Too much animal-based proteins could lead to early death, study says
U.S. and Italian researchers tracked thousands of adults during
nearly two decades and found that those who ate a diet high in animal
proteins during middle age were four times more likely to die of cancer
than contemporaries with low-protein diets — a risk factor, if accurate,
comparable to smoking. They also were several times more likely to die
of diabetes, researchers said.
“The great majority of Americans could reduce their protein intake,” said one of the study’s co-authors, Valter Longo, a University of Southern California gerontology professor and director of the school’s Longevity Institute. “The best change would be to lower the daily intake of all proteins, but especially animal-derived proteins.”
That
advice comes with a caveat. Even as researchers warned of the health
risks of high-protein diets in middle age, they said eating more protein
actually could be a smart move for people older than 65. “At older
ages, it may be important to avoid a low-protein diet to allow the
maintenance of healthy weight and protection from frailty,” another
co-author, USC gerontology professor Eileen Crimmins, said in a release detailing the findings.
Exactly
how much protein belongs in the average diet has been a topic of
perpetual debate, one complicated by popular diets such as Atkins and
Paleo, which rely heavily on animal-based proteins to help people shed
weight. While such diets might well succeed in that short-term goal,
Longo said they could be leading to worse health down the road.
Part
of the confusion, he argues, is that researchers too often have treated
adulthood as a single period of life, rather than closely examining the
many ways in which our bodies change as we grow older. In studying data
about protein intake during many years, he says the picture becomes
clearer: What’s good for you at one age might be harmful at another.
Marion Nestle,
a nutrition expert and public-health professor at New York University,
said the findings raise as many questions as they answer. She said they
don’t amount to a convincing argument that too much protein consumption
in middle age is directly linked to health problems later in life, while
more protein in old age is protective.
In short, she said,
lifestyle choices beyond protein consumption could have played a role in
the longevity of the people surveyed for the study and helped to
determine whether they ended with cancer, diabetes or other afflictions.
“I’m also puzzled by the idea that there is a significant
difference between the effects of protein from animal and vegetable
sources,” Nestle said. “Protein is not, and never has been, an issue in
American diets, and the data presented in this study do not convince me
to think otherwise.”
In the study,
researchers defined a “high-protein” diet as one in which at least 20
percent of calories came from protein; a “low-protein” diet was defined
as less than 10 percent.
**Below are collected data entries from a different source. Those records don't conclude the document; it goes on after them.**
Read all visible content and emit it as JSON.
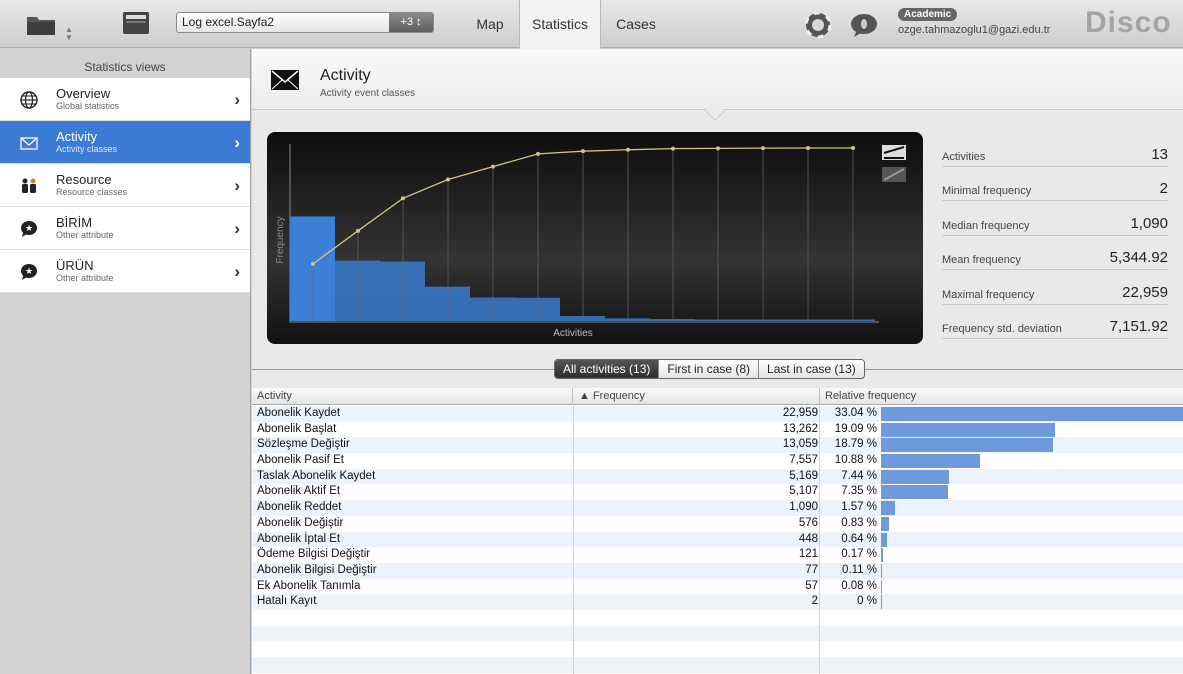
{
  "topbar": {
    "dataset_name": "Log excel.Sayfa2",
    "dataset_badge": "+3 ↕",
    "tabs": [
      "Map",
      "Statistics",
      "Cases"
    ],
    "active_tab": "Statistics",
    "account_type": "Academic",
    "account_email": "ozge.tahmazoglu1@gazi.edu.tr",
    "brand": "Disco"
  },
  "sidebar": {
    "title": "Statistics views",
    "items": [
      {
        "label": "Overview",
        "sub": "Global statistics",
        "icon": "globe-icon"
      },
      {
        "label": "Activity",
        "sub": "Activity classes",
        "icon": "envelope-icon",
        "active": true
      },
      {
        "label": "Resource",
        "sub": "Resource classes",
        "icon": "people-icon"
      },
      {
        "label": "BİRİM",
        "sub": "Other attribute",
        "icon": "star-bubble-icon"
      },
      {
        "label": "ÜRÜN",
        "sub": "Other attribute",
        "icon": "star-bubble-icon"
      }
    ]
  },
  "header": {
    "title": "Activity",
    "subtitle": "Activity event classes"
  },
  "stats": [
    {
      "label": "Activities",
      "value": "13"
    },
    {
      "label": "Minimal frequency",
      "value": "2"
    },
    {
      "label": "Median frequency",
      "value": "1,090"
    },
    {
      "label": "Mean frequency",
      "value": "5,344.92"
    },
    {
      "label": "Maximal frequency",
      "value": "22,959"
    },
    {
      "label": "Frequency std. deviation",
      "value": "7,151.92"
    }
  ],
  "segments": {
    "all": "All activities (13)",
    "first": "First in case (8)",
    "last": "Last in case (13)"
  },
  "table": {
    "columns": {
      "activity": "Activity",
      "frequency": "▲ Frequency",
      "relative": "Relative frequency"
    },
    "rows": [
      {
        "activity": "Abonelik Kaydet",
        "frequency": "22,959",
        "relative": "33.04 %"
      },
      {
        "activity": "Abonelik Başlat",
        "frequency": "13,262",
        "relative": "19.09 %"
      },
      {
        "activity": "Sözleşme Değiştir",
        "frequency": "13,059",
        "relative": "18.79 %"
      },
      {
        "activity": "Abonelik Pasif Et",
        "frequency": "7,557",
        "relative": "10.88 %"
      },
      {
        "activity": "Taslak Abonelik Kaydet",
        "frequency": "5,169",
        "relative": "7.44 %"
      },
      {
        "activity": "Abonelik Aktif Et",
        "frequency": "5,107",
        "relative": "7.35 %"
      },
      {
        "activity": "Abonelik Reddet",
        "frequency": "1,090",
        "relative": "1.57 %"
      },
      {
        "activity": "Abonelik Değiştir",
        "frequency": "576",
        "relative": "0.83 %"
      },
      {
        "activity": "Abonelik İptal Et",
        "frequency": "448",
        "relative": "0.64 %"
      },
      {
        "activity": "Ödeme Bilgisi Değiştir",
        "frequency": "121",
        "relative": "0.17 %"
      },
      {
        "activity": "Abonelik Bilgisi Değiştir",
        "frequency": "77",
        "relative": "0.11 %"
      },
      {
        "activity": "Ek Abonelik Tanımla",
        "frequency": "57",
        "relative": "0.08 %"
      },
      {
        "activity": "Hatalı Kayıt",
        "frequency": "2",
        "relative": "0 %"
      }
    ]
  },
  "chart_data": {
    "type": "bar",
    "xlabel": "Activities",
    "ylabel": "Frequency",
    "categories": [
      "Abonelik Kaydet",
      "Abonelik Başlat",
      "Sözleşme Değiştir",
      "Abonelik Pasif Et",
      "Taslak Abonelik Kaydet",
      "Abonelik Aktif Et",
      "Abonelik Reddet",
      "Abonelik Değiştir",
      "Abonelik İptal Et",
      "Ödeme Bilgisi Değiştir",
      "Abonelik Bilgisi Değiştir",
      "Ek Abonelik Tanımla",
      "Hatalı Kayıt"
    ],
    "series": [
      {
        "type": "bar",
        "values": [
          22959,
          13262,
          13059,
          7557,
          5169,
          5107,
          1090,
          576,
          448,
          121,
          77,
          57,
          2
        ]
      },
      {
        "type": "line",
        "values": [
          33.04,
          52.13,
          70.92,
          81.8,
          89.24,
          96.59,
          98.16,
          98.99,
          99.63,
          99.8,
          99.91,
          99.99,
          100.0
        ]
      }
    ],
    "colors": {
      "bar": "#3b7fd6",
      "line": "#d3c28a"
    },
    "grid": false,
    "legend": "none"
  },
  "colors": {
    "accent": "#3b7bd6",
    "bar_table": "#6e99dc"
  }
}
They found that even moderate amounts of
protein consumption among middle-aged people had detrimental effects
over time, a result that held true across ethnic, educational and health
backgrounds.
The authors also tested the relationship between
protein intake and cancer progression in mice, saying that during a
two-month experiment there was lower cancer incidence and significantly
smaller average tumor size among mice on a low-protein diet.
Longo
said many middle-aged Americans, along with an increasing number of
people around the world, are eating twice and sometimes three times as
much protein as they need, with too much of that coming from animals
rather than plant-based foods such as nuts, seeds and legumes.
He said adults in middle age would be better off adhering to the recommendation of
several top health agencies to consume about 0.8 grams of protein per
kilogram of body weight each day. Translation: For a 150-pound person,
that means about the equivalent of the protein in an 8- or 9-ounce piece
of meat or several cups of dry beans.
As an example of an ideal
approach to protein consumption, Longo pointed to the inhabitants of the
small, southern Italian town of Molochio,
home to one of the highest rates of centenarians in the world. Their
secret: For much of their lives, many villagers maintained a
low-protein, plant-based diet. In their older years, many ended up
moving in with their children and eating higher-protein diets more
common today.
“There is no harm,” Longo said, “in eating the way our grandparents used to eat.”